To solve for the correct function notation based on the given recursively defined formula, let's first clarify the definitions provided:
- The initial term \(a_1 = -3\).
- The recursive relation is defined by \(a_n = a_{n-1} + 4\).
From the recursive definition, we can express this in function notation:
- We can define a function \(f(n)\) such that:
- \(f(1) = -3\) (the initial value matches \(a_1\))
- The recursive relationship \(f(n) = f(n-1) + 4\) (mirroring \(a_n\) definition).

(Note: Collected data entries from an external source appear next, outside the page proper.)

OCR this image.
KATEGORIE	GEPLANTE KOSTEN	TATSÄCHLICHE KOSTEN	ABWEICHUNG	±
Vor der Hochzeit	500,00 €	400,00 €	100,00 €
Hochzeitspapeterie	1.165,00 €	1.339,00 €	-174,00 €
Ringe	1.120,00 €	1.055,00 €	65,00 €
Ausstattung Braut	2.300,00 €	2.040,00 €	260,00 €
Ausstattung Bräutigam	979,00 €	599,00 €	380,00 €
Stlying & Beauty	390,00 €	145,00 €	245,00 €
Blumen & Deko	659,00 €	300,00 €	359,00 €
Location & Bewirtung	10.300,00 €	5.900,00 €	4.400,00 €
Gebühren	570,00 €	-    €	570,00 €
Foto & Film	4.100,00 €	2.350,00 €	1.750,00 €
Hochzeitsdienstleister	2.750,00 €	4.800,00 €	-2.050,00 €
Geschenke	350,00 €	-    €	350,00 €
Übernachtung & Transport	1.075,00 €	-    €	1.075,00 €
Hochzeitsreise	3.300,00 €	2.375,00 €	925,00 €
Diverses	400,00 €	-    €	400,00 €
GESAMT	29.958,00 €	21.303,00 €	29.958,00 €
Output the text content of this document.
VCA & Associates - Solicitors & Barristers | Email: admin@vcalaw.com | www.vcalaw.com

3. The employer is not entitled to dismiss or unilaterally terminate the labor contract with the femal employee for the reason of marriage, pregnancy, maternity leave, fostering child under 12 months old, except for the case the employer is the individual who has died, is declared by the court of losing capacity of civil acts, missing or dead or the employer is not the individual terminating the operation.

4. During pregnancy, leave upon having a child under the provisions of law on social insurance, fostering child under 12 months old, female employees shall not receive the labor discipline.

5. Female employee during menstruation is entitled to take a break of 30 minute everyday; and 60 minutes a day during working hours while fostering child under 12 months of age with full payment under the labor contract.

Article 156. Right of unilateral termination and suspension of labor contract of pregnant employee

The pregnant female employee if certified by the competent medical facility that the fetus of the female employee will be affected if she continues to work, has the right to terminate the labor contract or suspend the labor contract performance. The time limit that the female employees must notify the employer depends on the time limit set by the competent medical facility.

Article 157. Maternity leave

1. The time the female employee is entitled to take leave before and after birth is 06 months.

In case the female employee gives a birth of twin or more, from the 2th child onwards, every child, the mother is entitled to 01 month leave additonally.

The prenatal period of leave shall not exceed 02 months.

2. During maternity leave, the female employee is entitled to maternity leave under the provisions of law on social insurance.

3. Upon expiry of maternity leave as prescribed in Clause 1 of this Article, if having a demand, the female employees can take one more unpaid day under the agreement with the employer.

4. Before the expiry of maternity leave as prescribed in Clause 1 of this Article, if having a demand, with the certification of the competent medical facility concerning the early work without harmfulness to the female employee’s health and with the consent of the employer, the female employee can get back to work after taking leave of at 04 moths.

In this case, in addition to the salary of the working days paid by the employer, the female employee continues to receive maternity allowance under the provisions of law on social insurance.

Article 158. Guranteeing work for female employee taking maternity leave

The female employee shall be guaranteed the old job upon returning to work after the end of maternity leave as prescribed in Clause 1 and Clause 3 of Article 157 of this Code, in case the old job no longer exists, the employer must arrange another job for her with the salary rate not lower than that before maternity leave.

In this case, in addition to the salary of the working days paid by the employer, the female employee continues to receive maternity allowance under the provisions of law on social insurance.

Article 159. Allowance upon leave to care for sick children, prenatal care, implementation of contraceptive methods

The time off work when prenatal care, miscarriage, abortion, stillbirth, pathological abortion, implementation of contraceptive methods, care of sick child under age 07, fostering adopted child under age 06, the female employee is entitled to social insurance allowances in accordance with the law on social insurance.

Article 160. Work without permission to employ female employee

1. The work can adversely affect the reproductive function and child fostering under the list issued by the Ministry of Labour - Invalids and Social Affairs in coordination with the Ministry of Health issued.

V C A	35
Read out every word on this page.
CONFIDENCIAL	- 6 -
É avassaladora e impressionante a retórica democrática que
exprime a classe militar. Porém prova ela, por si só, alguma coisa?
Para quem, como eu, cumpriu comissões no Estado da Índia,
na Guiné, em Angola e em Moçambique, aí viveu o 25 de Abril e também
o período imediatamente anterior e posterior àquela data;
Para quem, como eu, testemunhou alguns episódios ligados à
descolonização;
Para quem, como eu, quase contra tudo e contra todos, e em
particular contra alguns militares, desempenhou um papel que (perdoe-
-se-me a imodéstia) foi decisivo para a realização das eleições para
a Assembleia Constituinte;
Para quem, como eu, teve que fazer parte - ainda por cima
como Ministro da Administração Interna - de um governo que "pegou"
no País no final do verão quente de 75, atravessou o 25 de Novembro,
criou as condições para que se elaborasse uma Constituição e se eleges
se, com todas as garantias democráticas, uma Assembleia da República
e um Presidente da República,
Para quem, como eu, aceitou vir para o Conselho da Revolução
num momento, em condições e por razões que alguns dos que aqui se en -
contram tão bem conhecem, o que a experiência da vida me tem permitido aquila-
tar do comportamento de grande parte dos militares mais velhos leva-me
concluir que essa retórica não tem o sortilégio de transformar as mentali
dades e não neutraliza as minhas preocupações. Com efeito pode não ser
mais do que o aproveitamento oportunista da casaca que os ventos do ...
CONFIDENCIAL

Now, let's evaluate the options provided:
-
a(1) = -3 ; f(n) = f(n - 1) + 4
- This means \(a_1 = -3\) and \(f(n) = f(n - 1) + 4\). This is not consistent as \(a\) and \(f\) should represent the same sequence.
-
f(1) = -3 ; f(n) = f(n-1) + 4
- This correctly shows \(f(1) = -3\) and that \(f(n)\) follows the same recursive definition.
-
f(1) = -3 ; f(n) = f(a_{n-1}) + 4
- This introduces the incorrect reference \(f(a_{n-1})\), deviating from the original recursive structure.
-
f(1) = -3 ; f(n) = a_{n - 1} + 4
- This incorrectly changes the function's recursive nature, as it suggests direct calculation of \(a_{n-1}\).
-
f(1) = -3 ; f(n) = f(n - 1) + 4
- Similar to option 2, but with a slight formatting difference.
Given the analysis, the correct function notation is:
f(1) = -3 ; f(n) = f(n - 1) + 4.
Thus, response option 2 is the correct option.